My favorite herb! It’s very popular in Ukrainian cuisine: you will find it in almost any dish. Besides being a source of vitamin A and C, dill has anti-bacterial properties similar to garlic or ginger. Additionally, dill is a carminative, which means it helps to relieve gas. Dill is amazing for digestion in general: it increases absorption of nutrients, and because it has anti-bacterial properties, it can be helpful for stomach issues.
An ancient grain that is becoming more popular in the US, buckwheat has been used Ukraine for centuries. Buckwheat is naturally gluten-free and low in calories but high in protein. With a low glycemic index and high fiber content, it’s a great source of energy. Buckwheat is a great complex carb for diabetics, as the nutrients will be absorbed into the bloodstream more slowly than some other carbs. This will prevent sugar spikes and help regulate blood-sugar levels throughout the day. And if that’s not enough reason to add it to your diet, buckwheat also has many compounds, such as niacin, riboflavin, thiamin and folate that are beneficial for skin and hair health.
Cabbage is truly a secret superstar. It’s low in calories, packed with nutrients, and easily accessible. Cabbage is high in vitamins C and K and. It also contains powerful antioxidants, like sulforaphane or kaempferol that have been proven to reduce inflammation. Cabbage is full of insoluble fiber, which keeps the gut flora healthy and promotes regular bowel movements.

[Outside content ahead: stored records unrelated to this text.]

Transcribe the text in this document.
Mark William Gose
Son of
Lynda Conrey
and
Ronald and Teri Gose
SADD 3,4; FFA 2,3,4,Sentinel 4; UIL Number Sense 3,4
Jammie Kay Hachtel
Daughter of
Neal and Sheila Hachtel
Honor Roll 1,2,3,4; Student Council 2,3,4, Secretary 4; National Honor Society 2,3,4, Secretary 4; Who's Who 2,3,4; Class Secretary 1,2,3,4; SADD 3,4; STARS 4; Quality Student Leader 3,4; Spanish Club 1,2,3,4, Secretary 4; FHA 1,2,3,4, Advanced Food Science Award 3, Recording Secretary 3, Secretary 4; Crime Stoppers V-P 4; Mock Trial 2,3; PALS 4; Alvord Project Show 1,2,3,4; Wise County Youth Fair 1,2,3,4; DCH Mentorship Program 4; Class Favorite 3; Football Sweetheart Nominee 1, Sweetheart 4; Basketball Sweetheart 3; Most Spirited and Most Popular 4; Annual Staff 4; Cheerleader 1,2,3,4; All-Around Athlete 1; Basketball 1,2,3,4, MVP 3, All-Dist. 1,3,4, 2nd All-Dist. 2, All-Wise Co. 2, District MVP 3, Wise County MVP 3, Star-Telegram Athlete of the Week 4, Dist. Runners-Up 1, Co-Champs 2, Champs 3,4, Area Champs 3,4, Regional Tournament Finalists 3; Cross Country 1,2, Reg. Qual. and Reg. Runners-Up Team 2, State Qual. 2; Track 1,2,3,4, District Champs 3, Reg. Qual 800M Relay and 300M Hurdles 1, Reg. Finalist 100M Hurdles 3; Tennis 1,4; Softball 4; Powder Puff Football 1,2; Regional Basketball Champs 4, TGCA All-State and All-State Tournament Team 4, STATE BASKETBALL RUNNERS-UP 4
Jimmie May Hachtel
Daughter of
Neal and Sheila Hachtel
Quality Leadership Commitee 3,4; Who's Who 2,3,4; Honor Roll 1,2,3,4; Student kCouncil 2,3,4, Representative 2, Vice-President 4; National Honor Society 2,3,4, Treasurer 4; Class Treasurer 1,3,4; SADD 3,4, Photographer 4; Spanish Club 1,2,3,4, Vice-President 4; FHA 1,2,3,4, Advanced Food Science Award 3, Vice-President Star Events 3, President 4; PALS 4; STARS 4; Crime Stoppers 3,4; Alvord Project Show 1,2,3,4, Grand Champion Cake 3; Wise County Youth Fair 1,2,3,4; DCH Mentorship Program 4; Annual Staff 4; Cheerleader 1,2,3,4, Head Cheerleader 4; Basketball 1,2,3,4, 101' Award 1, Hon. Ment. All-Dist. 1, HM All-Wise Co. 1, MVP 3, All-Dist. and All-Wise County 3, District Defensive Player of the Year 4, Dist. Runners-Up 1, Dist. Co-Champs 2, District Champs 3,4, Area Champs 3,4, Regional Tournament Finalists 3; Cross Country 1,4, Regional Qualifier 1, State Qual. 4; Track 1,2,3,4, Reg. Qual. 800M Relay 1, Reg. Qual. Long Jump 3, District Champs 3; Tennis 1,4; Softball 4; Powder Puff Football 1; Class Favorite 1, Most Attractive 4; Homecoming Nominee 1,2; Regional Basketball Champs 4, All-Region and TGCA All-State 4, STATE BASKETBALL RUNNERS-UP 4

Pickled (aka. Fermented) Foods
Pickled foods are popular in Ukrainian cuisine, mostly due to geographic conditions: there used to be limited access to fresh produce during the winter. So, people started preserving foods for the winter and today, even though access to food is easier year-round, these foods are still an essential part of many dishes. Fermented foods are packed with probiotics. Probiotics are amazing for gut health and have many other benefits such as reducing cardiovascular risk and promoting skin health!